She opens her eyes and looks down at her leg. The girl is already pulling her bikini bottoms back on, and she could swear that the wounds are less livid. She doesn’t want to touch them yet, but the angry red is already fading to mauve.
She looks up. The girl is smiling. Suddenly she looks almost pretty. She has bright blue eyes, and her teeth are white. But oh, that jaw.
‘Better?’ she asks.
Mercedes nods, still astonished. ‘Yes. Thank you.’
‘Lucky I didn’t pee in the sea,’ says the girl. ‘I was just about to.’ And without another word she sets off up the beach to where her little pile of belongings lies.
Mercedes watches as she collects them and comes back. She’s about her age, maybe a little older if her pubic hair is anything to go by. She carries some puppy fat, but her body is strong. Not hard-work strong; expensive strong. She’s seen similar stomachs on the yacht women. A mysterious flatness – skin sliding loosely across rigid muscle as though they’re not actually connected. Mercedes has scars and blemishes – on her knees, on her shins – but this girl’s skin is as perfect as the day she emerged from the womb. The bikini fits as though it were made for her, and its print of tropical flowers is gaudy and bright, brand new. But lord, she has a face like a goblin.
Mercedes, in Donatella’s faded black hand-me-down swimsuit, with its heavy thigh-length skirt and top that’s cut high to the collarbone, feels dowdy and poor. And somehow exposed.
The girl flops down beside her, digs in a cotton beach bag that actually matches her bikini.
‘Ah!’ she declares, and produces a foil strip of little white pills and a bottle of water. She offers them. ‘Take one of these.’
Mercedes inspects them. ‘What is?’
‘Antihistamines.’
Mercedes shakes her head, none the wiser.
‘I have allergies,’ the girl says, proudly. And when she sees that the word means nothing, she tries again. ‘Alergia. Allergie.’

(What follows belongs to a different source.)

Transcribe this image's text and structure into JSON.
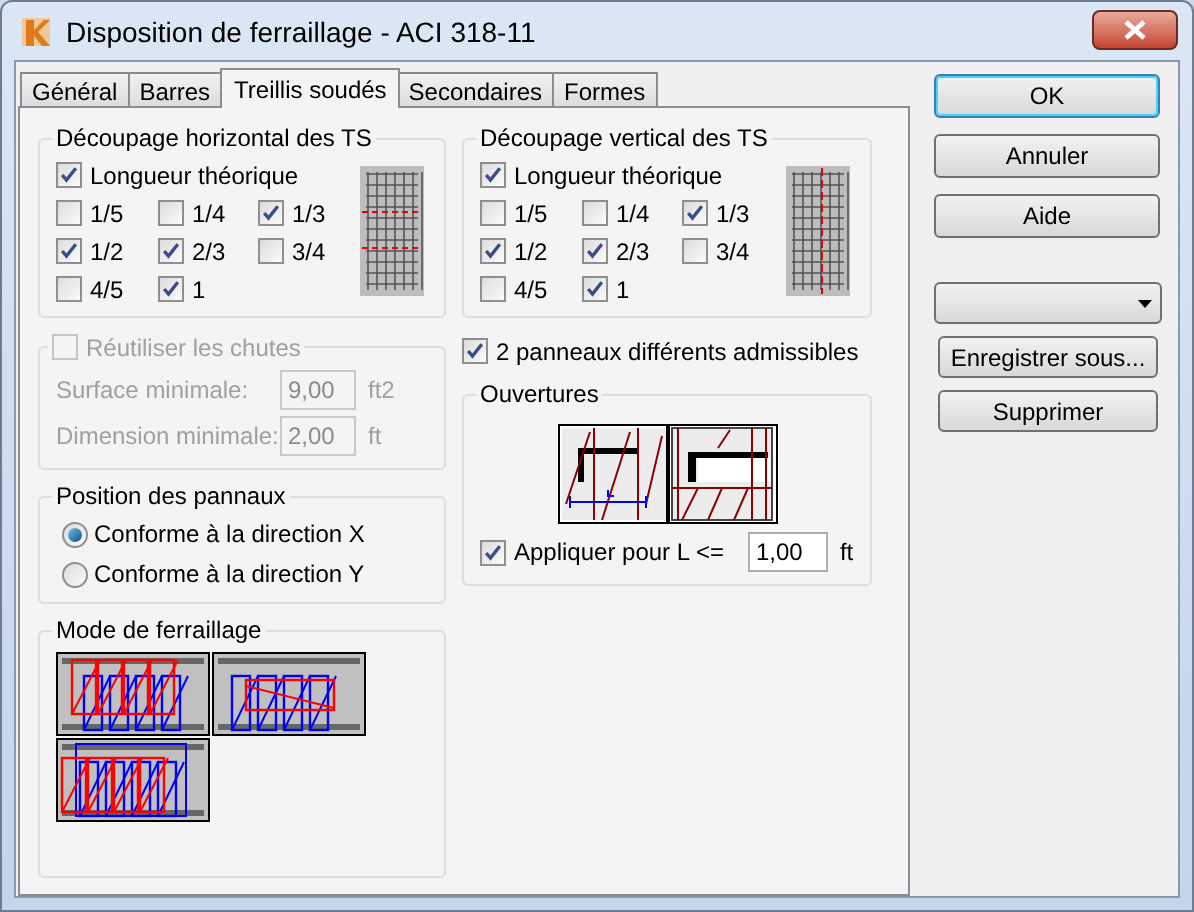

She wheels through facial expressions as she wheels through the languages. Alert as she speaks Spanish, supercilious when speaking French. When none of them work – allergies don’t exist on La Kastellana – she shrugs. ‘It’ll help,’ she says. ‘For the—’ and she fake-scratches her own arm, showing her teeth like a flea-ridden dog.
Figuring that she’s just allowed this girl to piss on her leg, Mercedes takes one. What harm can it do? It’s only tiny. She drinks some water. Even rich people’s water is delicious. It tastes of mountains, and sky.
‘You like swimming?’ asks the girl. She squeezes a stream of water into her mouth, the bottle never touching her lips. Mercedes looks away, embarrassed once again by her faulty etiquette.
‘Yes,’ she says, ‘I love.’
A poor description of the degree of love she feels. How do I explain it? she wonders. When I feel the sea’s caress, it’s like being held in the encircling arms of a tiger.
‘Yes,’ she says again.
The girl holds up her snorkel and mask. ‘You should try one of these,’ she says. ‘It’s better. You can see everything.’
To see beneath the surface. What a thing. They have one of these on Felix’s father’s boat. She’s been fantasising that she might get to go out on that boat one day, put on that mask and see how it feels to soar above the ocean depths.
It will never happen, of course. A young girl who went alone on the water with the men would ruin her reputation forever.
Maybe when I’m older, she thinks. Maybe one day I’ll have a boat of my own. She shakes her head, sadly.
The girl, this stranger, holds it out. ‘Take this one,’ she says.
Mercedes hesitates. This thing of glass and rubber represents more money than has passed through her hands in her whole life. Then she shakes her head, reluctantly.
‘Go on,’ says the girl. ‘I’ve got two more on the boat.’
She feels slightly tearful. She longs to say yes, but how will she explain it to her parents? How will they explain it to the village? Girls who come home with mystery gifts are inviting speculation.
‘Thank you, no,’ she says.
The girl seems annoyed. ‘But why not? I told you I have more!’
She’s embarrassed to say. Suspects the girl won’t understand. ‘I don’t know how.’